Seasonal activities such as skiing and snowboarding often lead to a non-trivial investment in equipment – a new deck, gloves, goggles, jackets, boots, trousers, hats, bags and so on. Most people don’t (perceive the) need to, don’t want to, or can’t afford to buy new equipment every year so as a result the places where people gather to carry out these activities are in effect cultural time capsules. Whilst having lunch in a mountain restaurant we sometimes watched in quiet appreciation/awe trying to guess the year when particular colours or styles were in fashion on the slopes.

The snowboard scene in Japan is now being pitched as 95% fashion 5% sport. From a sales point of view it makes sense – the criteria for owning and being satisfied with a sports object changes more slowly compared to fashions which, without fail will change once a year. The North Face shop in Harajuku is a good bell weather of sports-fashion-brand’s shift to fashion-sports. An evening shopper is more likely to stumble into a hip-hop DJed spray painting competition than a seminar on the hazards of climbing at altitude (camouflage North Face puffer jackets had some cred amongst the Tokyo hip hop crowd last year).
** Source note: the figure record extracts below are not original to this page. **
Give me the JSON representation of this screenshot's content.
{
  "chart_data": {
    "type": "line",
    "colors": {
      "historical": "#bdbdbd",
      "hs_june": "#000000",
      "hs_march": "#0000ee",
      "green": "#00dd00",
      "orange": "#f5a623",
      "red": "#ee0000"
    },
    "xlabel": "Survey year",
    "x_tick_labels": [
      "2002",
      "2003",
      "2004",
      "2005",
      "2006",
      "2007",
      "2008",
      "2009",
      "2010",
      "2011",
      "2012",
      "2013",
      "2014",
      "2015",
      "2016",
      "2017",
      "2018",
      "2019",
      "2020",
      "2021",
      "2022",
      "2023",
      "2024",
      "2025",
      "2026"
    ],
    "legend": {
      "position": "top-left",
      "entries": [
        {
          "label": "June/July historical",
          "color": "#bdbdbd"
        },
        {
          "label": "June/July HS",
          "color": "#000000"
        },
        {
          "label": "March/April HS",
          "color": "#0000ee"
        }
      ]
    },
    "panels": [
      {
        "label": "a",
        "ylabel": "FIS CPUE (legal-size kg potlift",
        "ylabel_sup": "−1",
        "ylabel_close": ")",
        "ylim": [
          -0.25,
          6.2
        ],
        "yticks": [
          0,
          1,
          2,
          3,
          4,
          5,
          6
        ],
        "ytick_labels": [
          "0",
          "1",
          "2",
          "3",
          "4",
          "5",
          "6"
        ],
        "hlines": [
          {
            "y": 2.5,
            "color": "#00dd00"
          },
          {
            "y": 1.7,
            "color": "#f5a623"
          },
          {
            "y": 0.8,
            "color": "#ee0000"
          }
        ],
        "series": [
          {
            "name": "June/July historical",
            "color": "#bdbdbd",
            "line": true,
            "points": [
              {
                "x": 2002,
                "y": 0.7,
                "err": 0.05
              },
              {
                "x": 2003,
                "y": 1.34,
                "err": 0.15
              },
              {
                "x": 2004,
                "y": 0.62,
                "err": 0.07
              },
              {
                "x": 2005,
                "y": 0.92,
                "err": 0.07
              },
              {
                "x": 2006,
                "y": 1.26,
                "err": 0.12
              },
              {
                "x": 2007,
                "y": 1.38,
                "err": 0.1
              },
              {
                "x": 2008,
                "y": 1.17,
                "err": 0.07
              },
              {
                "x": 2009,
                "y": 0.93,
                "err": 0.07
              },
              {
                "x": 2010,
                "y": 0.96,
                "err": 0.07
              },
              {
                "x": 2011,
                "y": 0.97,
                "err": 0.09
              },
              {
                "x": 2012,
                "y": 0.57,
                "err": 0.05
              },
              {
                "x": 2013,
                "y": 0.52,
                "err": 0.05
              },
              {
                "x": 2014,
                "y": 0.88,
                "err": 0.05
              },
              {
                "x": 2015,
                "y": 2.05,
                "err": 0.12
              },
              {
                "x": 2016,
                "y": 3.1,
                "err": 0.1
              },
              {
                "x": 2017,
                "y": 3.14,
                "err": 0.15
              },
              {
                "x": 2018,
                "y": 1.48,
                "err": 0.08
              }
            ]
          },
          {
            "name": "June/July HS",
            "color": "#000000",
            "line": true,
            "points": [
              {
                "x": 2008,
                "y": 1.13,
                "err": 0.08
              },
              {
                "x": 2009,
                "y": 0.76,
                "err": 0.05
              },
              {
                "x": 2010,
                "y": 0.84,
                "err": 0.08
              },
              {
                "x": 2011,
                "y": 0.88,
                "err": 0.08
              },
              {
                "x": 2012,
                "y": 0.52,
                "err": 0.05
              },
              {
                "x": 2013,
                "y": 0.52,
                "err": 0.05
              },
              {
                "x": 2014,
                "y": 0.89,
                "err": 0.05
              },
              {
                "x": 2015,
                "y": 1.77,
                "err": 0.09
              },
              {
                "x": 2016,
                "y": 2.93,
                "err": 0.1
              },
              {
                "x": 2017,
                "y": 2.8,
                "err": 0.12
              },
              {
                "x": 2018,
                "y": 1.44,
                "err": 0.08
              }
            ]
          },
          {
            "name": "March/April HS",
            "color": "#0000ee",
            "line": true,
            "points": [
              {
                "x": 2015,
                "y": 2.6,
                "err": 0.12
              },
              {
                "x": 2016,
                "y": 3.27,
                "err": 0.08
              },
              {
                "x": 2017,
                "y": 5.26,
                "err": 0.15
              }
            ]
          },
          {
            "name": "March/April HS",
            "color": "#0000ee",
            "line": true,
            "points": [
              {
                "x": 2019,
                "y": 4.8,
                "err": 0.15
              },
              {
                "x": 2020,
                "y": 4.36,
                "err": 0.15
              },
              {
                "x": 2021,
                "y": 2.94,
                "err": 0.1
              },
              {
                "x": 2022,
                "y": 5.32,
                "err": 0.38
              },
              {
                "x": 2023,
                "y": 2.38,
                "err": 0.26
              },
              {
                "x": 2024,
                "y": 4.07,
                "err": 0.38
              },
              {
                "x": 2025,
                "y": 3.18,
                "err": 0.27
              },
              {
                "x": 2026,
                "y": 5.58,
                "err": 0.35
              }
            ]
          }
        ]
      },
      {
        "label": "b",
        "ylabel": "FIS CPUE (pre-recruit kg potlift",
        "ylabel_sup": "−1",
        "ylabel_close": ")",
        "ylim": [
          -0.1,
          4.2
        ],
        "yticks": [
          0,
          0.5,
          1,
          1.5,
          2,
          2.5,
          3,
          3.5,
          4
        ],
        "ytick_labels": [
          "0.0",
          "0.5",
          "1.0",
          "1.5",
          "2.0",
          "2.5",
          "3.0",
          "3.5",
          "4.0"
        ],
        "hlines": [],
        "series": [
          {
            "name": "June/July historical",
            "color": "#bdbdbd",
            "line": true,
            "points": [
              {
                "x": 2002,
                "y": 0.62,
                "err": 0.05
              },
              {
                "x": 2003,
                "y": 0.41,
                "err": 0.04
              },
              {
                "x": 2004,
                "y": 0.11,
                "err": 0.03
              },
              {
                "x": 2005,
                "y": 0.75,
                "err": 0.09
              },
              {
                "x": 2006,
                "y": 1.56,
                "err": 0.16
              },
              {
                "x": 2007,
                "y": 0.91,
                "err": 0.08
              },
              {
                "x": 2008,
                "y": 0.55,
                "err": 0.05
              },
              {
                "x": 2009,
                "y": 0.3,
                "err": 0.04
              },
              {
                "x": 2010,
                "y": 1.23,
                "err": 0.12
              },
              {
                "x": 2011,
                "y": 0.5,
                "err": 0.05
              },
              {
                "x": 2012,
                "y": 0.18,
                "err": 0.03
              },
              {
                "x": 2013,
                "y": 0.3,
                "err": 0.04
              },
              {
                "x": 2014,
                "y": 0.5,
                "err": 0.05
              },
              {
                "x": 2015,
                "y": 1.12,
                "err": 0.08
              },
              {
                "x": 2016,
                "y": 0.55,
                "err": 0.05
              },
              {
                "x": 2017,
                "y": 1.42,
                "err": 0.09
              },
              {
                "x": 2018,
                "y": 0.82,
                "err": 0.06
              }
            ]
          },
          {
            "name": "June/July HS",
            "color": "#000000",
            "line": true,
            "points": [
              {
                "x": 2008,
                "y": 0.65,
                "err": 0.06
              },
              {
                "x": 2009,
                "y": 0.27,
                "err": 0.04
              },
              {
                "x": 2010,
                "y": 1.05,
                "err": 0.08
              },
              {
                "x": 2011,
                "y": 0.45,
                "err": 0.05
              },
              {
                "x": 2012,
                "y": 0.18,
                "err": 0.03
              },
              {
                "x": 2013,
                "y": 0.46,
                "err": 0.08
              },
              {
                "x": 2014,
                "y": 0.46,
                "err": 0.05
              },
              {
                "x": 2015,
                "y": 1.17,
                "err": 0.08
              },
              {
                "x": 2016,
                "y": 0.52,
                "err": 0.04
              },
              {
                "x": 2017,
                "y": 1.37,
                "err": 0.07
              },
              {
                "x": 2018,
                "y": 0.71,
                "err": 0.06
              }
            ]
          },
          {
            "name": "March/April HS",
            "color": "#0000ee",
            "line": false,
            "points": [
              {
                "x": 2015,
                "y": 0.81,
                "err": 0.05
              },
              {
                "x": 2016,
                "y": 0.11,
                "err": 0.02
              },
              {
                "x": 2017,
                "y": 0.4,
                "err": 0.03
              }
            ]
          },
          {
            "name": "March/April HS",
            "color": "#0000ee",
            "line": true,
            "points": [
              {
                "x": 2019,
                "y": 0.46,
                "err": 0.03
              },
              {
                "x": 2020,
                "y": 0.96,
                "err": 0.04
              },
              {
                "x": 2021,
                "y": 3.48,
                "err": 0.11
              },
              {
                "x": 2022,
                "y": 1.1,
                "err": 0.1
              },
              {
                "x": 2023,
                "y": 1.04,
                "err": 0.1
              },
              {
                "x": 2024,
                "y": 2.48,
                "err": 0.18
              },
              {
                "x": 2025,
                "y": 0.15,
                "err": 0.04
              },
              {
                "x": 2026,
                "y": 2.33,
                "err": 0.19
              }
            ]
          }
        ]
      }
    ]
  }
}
One regret from last week was not having the time to systematically document people, their equipment and in particular how they custonmised what they had. But it got me thinking about the logistics of setting up a photo studio on the mountain and being with people in one place long enough for them not to freeze. Perhaps this is an activity for the spring?

How long should/do product’s last? What can be done to slow down or speed up the replacement cycle?